Carl Pei Is Tired of Your Chipset Obsession — And Honestly, Same
The Nothing CEO calls out the tech world's obsession with specs - and he's not wrong. It's time we stopped judging phones by numbers alone. In a recent Nothing TV episode, Carl Pei finally said out loud what many in the industry have been quietly thinking:
"Why don't you have this engine or that engine? Like what's up with the smartphone industry? My patience is running pretty thin on this topic."

That's the CEO of a smartphone company, openly frustrated at the way tech conversations have become reduced to spec-sheet comparisons. And honestly, he's got a point.
When a car is launched, you don't only ask about the engine. You care about the experience - how it drives, how it feels, how it fits your life. But on smartphones? We're still stuck arguing over processors, megapixels, and RAM counts like it's 2015.
Big numbers don't always mean better phones
There's a deeper cultural problem here, and it's not just about chipsets.
Too often, people assume:
- Higher megapixels mean better photos
- More RAM means better multitasking
- Bigger battery (mAh) means longer battery life
But these are half-truths at best. More megapixels without proper tuning can actually ruin photos. More RAM means nothing if the software isn't optimized. And a 5000mAh battery can still die quickly if your chipset and display aren't efficient.
If you need proof, just look at Apple.
iPhones have consistently delivered top-tier performance, camera quality, and battery life without ever chasing numbers. Fewer megapixels, less RAM, smaller batteries - yet better real-world experience. Because Apple focuses on integration and optimization, not just raw specs.
Carl Pei and Nothing are trying to follow a similar path. With Phone (3), they've chosen a powerful chip - the Snapdragon 8s Gen 4- but not because it looks good on a presentation slide. It's there to power a better overall product.
A better product over a louder spec sheet
"Some companies spike one feature - like the processor or camera - and ship a mid phone around it. That's not the kind of company I'd want to work for." That's Carl again, cutting through the noise.
At a time when most brands are still chasing spec-driven headlines, Nothing is trying to build phones that feel better instead of just look better on paper.
And it's not just about raw performance. It's about display tuning, haptics, thermal management, battery life in real use, and how the UI behaves when you're juggling real apps - not just benchmark tools.
Because let's be real, no one buys a phone to stare at Geekbench scores.
The Phone (3) approach: balance, not bravado
With the upcoming Phone (3), Carl says everything has improved: materials, cameras, performance, display, software - and yes, the chipset.
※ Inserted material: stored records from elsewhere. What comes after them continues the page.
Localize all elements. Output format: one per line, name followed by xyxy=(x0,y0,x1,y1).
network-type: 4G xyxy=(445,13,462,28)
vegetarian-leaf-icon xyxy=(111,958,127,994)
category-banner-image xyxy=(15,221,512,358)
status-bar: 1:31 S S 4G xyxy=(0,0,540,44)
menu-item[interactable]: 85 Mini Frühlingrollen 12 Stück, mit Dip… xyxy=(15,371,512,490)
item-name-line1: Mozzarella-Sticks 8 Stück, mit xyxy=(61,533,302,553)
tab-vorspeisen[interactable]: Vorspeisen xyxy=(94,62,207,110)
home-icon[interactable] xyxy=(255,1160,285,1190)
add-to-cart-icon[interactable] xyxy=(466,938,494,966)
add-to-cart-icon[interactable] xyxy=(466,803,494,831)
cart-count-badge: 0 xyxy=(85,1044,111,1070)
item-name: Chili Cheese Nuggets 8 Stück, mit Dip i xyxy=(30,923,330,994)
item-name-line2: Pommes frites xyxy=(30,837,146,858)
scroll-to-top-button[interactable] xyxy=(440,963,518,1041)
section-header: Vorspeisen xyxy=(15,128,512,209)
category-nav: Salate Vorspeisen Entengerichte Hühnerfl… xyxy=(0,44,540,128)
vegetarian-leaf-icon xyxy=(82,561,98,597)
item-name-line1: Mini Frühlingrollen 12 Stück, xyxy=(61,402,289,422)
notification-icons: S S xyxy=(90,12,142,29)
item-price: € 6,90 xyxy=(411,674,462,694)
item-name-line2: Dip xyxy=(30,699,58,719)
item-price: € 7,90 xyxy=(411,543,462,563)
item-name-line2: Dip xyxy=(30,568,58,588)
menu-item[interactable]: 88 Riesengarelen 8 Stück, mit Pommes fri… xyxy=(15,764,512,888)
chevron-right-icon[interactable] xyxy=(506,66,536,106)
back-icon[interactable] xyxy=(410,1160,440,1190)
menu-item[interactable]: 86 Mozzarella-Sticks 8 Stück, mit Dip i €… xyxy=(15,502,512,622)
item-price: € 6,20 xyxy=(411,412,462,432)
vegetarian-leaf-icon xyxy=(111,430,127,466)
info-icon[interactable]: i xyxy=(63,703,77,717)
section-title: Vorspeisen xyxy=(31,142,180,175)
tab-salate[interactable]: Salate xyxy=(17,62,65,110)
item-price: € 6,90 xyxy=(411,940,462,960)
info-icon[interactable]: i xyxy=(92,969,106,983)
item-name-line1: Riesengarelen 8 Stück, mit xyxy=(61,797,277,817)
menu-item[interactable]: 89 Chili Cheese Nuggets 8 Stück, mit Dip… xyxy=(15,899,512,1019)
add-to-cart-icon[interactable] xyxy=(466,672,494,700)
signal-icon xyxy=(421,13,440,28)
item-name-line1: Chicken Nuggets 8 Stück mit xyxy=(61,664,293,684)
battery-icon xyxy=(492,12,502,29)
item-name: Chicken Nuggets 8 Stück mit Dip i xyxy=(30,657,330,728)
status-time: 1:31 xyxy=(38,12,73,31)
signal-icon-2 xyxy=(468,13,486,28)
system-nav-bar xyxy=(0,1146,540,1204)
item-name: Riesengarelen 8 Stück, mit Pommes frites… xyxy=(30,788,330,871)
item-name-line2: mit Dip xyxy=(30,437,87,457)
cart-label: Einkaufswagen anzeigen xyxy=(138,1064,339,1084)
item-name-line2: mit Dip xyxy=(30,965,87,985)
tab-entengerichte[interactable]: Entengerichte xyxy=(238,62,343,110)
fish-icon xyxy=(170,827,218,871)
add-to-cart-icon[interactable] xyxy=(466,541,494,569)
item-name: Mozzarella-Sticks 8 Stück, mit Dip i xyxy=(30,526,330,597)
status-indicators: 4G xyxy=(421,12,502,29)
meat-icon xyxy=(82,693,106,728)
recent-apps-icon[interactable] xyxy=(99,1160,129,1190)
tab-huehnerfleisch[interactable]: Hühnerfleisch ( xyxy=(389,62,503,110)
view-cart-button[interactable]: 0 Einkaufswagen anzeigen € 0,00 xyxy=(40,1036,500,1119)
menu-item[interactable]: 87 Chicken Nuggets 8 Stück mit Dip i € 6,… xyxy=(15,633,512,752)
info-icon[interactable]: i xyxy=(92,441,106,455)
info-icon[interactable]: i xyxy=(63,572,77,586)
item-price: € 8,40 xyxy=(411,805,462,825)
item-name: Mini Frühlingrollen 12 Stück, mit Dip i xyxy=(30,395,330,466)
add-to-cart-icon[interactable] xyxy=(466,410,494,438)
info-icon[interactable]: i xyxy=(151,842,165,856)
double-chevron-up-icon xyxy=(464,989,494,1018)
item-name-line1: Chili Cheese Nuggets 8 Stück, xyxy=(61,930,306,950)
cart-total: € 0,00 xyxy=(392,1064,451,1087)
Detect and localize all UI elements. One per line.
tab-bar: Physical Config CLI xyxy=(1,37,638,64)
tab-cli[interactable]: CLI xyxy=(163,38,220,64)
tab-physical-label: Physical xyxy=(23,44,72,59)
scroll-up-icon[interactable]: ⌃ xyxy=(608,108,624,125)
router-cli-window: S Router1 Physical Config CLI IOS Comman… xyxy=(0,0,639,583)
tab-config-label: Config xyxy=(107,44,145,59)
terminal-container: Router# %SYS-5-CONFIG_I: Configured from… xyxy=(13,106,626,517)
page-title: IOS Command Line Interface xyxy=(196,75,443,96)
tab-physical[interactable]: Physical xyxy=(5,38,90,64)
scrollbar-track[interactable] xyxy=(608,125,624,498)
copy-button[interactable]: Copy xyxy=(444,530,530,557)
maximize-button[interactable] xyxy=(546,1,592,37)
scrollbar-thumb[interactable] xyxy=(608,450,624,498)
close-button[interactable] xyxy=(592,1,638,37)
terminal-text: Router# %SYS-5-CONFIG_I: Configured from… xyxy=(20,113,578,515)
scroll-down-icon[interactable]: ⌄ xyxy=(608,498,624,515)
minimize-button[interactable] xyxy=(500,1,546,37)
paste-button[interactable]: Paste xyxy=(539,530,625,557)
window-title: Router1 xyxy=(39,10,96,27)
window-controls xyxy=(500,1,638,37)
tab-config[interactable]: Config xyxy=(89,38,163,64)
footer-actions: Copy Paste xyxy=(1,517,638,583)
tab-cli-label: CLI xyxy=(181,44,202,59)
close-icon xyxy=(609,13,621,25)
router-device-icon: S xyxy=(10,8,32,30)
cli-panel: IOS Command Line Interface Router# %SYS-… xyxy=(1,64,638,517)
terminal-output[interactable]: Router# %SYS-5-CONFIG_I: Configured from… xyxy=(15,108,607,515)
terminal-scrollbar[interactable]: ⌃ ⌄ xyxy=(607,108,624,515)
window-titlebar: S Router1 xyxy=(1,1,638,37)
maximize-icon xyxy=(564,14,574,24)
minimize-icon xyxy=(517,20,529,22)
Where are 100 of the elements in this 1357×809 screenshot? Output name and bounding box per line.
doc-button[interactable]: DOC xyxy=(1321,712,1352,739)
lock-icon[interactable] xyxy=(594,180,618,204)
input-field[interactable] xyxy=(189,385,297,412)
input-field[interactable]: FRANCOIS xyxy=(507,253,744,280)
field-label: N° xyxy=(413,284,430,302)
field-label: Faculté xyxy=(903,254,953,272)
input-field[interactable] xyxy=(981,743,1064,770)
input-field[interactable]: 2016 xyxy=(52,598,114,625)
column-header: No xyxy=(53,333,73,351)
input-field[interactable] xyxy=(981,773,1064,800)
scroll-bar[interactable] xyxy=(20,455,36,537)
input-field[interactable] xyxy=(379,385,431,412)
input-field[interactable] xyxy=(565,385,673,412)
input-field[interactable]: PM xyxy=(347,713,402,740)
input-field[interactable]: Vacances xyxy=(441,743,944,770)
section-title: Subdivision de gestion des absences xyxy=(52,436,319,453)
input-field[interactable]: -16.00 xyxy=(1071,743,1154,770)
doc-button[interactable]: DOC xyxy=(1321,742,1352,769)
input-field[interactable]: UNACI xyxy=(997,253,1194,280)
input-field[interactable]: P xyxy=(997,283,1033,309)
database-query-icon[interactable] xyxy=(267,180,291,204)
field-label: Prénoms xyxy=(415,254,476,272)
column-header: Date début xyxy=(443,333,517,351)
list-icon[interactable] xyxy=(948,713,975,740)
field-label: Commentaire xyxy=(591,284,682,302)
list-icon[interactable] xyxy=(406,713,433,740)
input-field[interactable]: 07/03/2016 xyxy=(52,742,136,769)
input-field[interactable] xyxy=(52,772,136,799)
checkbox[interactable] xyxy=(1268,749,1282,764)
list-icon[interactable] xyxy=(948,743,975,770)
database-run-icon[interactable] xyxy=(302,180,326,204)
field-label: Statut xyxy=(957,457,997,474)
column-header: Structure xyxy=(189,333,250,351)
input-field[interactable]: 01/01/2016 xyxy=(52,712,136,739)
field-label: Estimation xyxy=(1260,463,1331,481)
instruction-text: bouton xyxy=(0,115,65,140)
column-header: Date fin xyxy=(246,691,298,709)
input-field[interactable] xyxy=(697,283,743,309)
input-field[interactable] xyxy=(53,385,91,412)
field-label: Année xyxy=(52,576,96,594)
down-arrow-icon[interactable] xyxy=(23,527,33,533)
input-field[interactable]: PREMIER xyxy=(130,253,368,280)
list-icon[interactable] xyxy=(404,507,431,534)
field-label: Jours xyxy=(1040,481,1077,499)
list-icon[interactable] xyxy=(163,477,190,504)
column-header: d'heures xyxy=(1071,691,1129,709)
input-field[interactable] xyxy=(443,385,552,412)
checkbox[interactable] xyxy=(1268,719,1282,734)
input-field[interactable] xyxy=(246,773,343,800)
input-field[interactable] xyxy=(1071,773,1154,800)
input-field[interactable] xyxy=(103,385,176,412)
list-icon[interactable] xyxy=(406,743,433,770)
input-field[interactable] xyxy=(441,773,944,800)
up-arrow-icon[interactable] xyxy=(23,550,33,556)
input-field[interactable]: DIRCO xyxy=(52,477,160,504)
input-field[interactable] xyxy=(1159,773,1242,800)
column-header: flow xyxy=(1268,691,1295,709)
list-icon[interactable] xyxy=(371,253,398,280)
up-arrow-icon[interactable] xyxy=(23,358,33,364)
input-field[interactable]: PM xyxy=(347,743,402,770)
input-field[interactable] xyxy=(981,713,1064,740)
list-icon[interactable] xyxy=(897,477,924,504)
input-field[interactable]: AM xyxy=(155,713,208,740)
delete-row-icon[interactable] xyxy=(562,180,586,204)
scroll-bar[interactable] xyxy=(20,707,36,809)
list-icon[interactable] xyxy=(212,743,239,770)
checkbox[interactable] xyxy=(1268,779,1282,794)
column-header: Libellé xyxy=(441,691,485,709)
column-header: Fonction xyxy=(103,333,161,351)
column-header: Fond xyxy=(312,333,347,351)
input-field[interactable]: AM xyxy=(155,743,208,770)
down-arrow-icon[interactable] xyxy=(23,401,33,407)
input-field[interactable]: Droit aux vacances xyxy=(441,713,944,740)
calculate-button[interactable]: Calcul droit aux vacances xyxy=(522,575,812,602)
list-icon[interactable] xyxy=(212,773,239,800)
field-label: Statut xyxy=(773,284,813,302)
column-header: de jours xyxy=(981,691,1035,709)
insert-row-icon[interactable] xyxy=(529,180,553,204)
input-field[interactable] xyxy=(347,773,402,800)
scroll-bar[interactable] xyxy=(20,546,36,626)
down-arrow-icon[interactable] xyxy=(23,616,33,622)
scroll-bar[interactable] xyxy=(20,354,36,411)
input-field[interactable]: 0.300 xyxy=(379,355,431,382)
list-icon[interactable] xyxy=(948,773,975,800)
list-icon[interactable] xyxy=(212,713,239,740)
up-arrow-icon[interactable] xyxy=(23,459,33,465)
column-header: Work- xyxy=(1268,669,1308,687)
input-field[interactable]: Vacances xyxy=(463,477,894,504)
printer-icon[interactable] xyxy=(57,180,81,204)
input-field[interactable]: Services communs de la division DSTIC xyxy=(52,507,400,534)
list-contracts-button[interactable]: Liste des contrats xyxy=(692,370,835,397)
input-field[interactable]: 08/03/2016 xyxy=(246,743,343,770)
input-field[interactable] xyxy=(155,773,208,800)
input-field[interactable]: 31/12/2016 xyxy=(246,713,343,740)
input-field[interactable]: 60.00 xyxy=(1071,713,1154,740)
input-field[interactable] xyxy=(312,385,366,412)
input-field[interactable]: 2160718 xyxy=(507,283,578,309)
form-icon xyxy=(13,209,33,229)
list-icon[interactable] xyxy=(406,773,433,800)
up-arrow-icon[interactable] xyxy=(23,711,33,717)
But most importantly, the phone is being built around user behavior, not checklist specs.
Features like Essential Space - which 20 percent of users are already using weekly - show that Nothing is trying to nudge users toward creativity and convenience, not just more scrolling and swiping.
And if you're wondering why it took two years to launch Phone (3), Carl puts it plainly: good products take time. In a market where innovation is slowing, rushing a new flagship every 12 months makes less and less sense.
What this means for Indian tech buyers
This isn't just a Carl Pei rant. It's a much-needed reset for the way we evaluate smartphones - especially in India, where brands are quick to market gimmicks, and buyers often fall for spec-sheet superiority.
If you've ever bought a phone just because it had a 108MP camera or 6000mAh battery and still felt underwhelmed, you know what this is about.
What we need more of are products that feel well-rounded. Balanced design, smooth UI, practical battery life, and consistent performance day after day.
"If you want just processor, there are other brands. If you want just camera, same. But if you want a phone that gets everything mostly right - maybe Phone (3) is for you."
That's Carl again. And whether or not Phone (3) delivers on that promise, the message behind it matters more than the hardware.
Carl Pei and the team at Nothing seem to be choosing the other path - not because it sells better on launch day, but because it actually respects the user. Well, that remains to be seen.
And if the Phone (3) delivers what they're hinting at, it could end up being the most important phone of the year. Not because it has the best chip. But because it understands the assignment.